How to choose a strong password

Filed Under: Data loss, Phishing, Privacy, Video

How to choose a strong password
Password security is in the news again, as it is revealed that hackers had managed to break into the accounts of many Twitter users.

Many of the affected Twitter users had previously registered on P2P file-sharing sites - and hackers had been able to enter the sites through a backdoor and grab their account information (including email address and password).

Although a username and password for a torrent-downloading website may not seem very valuable, it does have a significant worth if the same email address and password is being used for a social networking site like Twitter too.

As we've explained before, you should never use the same username and password on multiple websites. It's like having a skeleton key which opens every door - if they grab your password in one place they can try it in many other places.

Also, you should ensure that your password is not a dictionary word, and is suitably complex that it's hard to break with a dictionary attack.

Here's a video which explains how to choose a strong password, which is easy to remember but still hard to crack:

(Enjoy this video?
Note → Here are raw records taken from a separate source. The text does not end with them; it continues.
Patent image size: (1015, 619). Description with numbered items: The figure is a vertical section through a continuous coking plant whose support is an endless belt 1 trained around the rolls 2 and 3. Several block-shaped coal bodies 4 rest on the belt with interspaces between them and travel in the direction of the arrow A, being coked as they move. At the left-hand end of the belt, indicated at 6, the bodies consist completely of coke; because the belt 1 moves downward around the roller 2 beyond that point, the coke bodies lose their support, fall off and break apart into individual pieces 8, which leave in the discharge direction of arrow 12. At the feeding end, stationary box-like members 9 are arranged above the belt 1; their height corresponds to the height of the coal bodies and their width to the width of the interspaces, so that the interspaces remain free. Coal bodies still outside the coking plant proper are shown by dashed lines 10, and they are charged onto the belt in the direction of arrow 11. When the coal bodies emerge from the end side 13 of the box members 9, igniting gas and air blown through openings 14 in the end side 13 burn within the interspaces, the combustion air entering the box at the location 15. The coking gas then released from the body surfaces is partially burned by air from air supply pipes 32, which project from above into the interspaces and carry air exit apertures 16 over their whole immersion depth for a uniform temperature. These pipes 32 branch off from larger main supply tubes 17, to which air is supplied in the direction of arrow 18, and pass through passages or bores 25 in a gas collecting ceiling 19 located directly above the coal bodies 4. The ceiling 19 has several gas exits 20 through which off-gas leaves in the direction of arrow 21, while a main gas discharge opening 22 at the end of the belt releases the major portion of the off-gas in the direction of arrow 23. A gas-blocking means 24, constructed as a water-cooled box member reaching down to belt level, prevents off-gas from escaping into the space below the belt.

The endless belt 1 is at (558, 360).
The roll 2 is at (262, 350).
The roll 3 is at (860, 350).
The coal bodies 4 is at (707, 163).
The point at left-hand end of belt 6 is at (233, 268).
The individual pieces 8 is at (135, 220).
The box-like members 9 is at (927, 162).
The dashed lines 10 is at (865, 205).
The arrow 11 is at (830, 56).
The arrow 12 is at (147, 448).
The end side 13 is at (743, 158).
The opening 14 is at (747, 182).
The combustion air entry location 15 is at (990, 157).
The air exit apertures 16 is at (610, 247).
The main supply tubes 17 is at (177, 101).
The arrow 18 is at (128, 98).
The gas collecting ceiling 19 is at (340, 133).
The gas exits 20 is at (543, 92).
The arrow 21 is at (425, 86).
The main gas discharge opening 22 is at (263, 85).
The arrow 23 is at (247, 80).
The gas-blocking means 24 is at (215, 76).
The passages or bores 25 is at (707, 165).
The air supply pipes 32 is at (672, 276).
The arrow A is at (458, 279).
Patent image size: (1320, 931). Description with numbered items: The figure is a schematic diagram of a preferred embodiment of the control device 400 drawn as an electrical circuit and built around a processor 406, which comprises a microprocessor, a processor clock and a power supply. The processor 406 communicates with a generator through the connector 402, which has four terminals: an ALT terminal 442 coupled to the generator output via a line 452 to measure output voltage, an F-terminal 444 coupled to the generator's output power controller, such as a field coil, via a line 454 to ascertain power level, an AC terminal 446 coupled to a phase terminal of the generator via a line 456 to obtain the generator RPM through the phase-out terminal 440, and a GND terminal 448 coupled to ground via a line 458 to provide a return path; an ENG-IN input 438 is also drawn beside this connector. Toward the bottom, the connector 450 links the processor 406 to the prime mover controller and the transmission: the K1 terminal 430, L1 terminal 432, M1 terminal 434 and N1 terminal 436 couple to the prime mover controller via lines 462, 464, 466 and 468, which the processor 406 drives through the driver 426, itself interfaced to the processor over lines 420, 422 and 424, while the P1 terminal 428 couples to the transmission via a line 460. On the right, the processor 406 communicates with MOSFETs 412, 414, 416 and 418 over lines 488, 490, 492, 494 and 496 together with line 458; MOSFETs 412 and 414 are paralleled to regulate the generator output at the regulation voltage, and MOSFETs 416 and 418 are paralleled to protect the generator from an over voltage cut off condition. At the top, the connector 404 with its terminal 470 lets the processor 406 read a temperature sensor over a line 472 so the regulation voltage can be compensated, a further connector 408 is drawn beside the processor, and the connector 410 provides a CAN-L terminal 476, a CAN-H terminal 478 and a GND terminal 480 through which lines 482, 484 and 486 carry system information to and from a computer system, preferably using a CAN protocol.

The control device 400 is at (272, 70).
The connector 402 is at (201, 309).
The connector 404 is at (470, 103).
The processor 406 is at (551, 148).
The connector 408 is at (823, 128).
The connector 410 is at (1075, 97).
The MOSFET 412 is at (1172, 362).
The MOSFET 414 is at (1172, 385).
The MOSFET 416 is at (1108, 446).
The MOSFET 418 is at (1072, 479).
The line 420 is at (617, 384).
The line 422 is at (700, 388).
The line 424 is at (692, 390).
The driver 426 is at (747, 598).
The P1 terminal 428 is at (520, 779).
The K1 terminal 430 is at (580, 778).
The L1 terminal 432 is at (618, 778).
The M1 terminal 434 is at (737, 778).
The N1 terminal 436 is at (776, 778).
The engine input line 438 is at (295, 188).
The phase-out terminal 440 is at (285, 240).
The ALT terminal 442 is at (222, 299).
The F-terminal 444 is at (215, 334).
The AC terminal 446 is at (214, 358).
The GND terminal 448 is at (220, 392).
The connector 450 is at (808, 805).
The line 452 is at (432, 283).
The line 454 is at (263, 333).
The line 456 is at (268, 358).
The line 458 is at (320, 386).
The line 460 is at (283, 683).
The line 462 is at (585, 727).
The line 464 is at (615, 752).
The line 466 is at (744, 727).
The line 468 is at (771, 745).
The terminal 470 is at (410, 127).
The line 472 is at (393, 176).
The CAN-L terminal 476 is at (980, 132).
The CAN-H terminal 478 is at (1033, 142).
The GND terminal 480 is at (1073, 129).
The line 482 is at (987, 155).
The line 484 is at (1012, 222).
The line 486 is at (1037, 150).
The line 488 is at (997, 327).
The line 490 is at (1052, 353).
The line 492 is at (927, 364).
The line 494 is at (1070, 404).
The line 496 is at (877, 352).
You can check out more on the SophosLabs YouTube channel and subscribe if you like)

Don't delay, be sensible and make your passwords more secure today.

* Image source: canonsnapper's Flickr photostream (Creative Commons)

, , , , , ,

You might like

12 Responses to How to choose a strong password

  1. Tim Cooper · 1741 days ago

    I disagree with "Unique passwords are a requirement, not a luxury". This is not practical, hardly anyone follows this advice, and I'd be curious to know whether Chester Wisniewski follows his own advice in this regard (and if so, how many sites is he registered with?)

    My advice is to have 2 low-security passwords: one widely used one for non-sensitive sites and another less often used one for more sensitive sites, PLUS a unique password for each internet banking/paypal type account.

    And of course all web sites should use salted cryptographic hashes, salted with the username plus a secret site-specific salt.

    • Many password Managers have the ability to be installed on mobile devices making it easy for you to add passwords for your home computer, your work intranet/network/computer and of course other things, making your phone's password hard to guess is much more better.

      making it a habit to throw away your old passwords every 6 months will make the crooks think twice about going against you, using 2 factor authentication for sites that offer it will make it almost impossible to break into and use against you.

      Choose a bank that has security in mind,if your credit card has no chip and they don't use SMS verification for when you're on the phone I would make a complaint, then take my business elsewhere, because whether I'm putting in $30 per week or using it to invest the savings of both my corporation and clients accounts... I want to make sure the money will remain there.

  2. Glen Peterson · 1729 days ago

    I'd take the focus of this article a step further and say, "A good password MANAGER is a requirement, not a luxury." I had to watch the entire video to catch the segue from how to create a password you can barely remember or type, to how to leverage that one good password to let you into all your accounts which have even stronger and totally unique passwords - by using a password manager.

    I think people need to know which managers are the most secure and the easiest to use.
    To that end I have just written a Password Manager Feature Manifesto to help compare one password manager against another:

    A good password manager can reduce the average user's password-related hassles while making them orders of magnitude more secure online.

  3. DutchS · 1503 days ago

    The biggest causes of insecure passwords, besides user laziness, are:
    1. Refusal of some sites to allow numerals, special symbols and punctuation.
    2. Refusal of some sites to allow spaces. A short sentence, even if it's only lower case, vastly increases the difficulty of a brute-force attack.
    3. Refusal of some sites to accept passwords without non-literal characters. They apparently rate security solely on the types of characters, not length. So users are forced to use passwords with hard to remember spelling, even if they're savvy enough to use long sentences instead.
    4. Most mind boggling, some sites set ridiculously short length limits for passwords, 10 or 12 characters.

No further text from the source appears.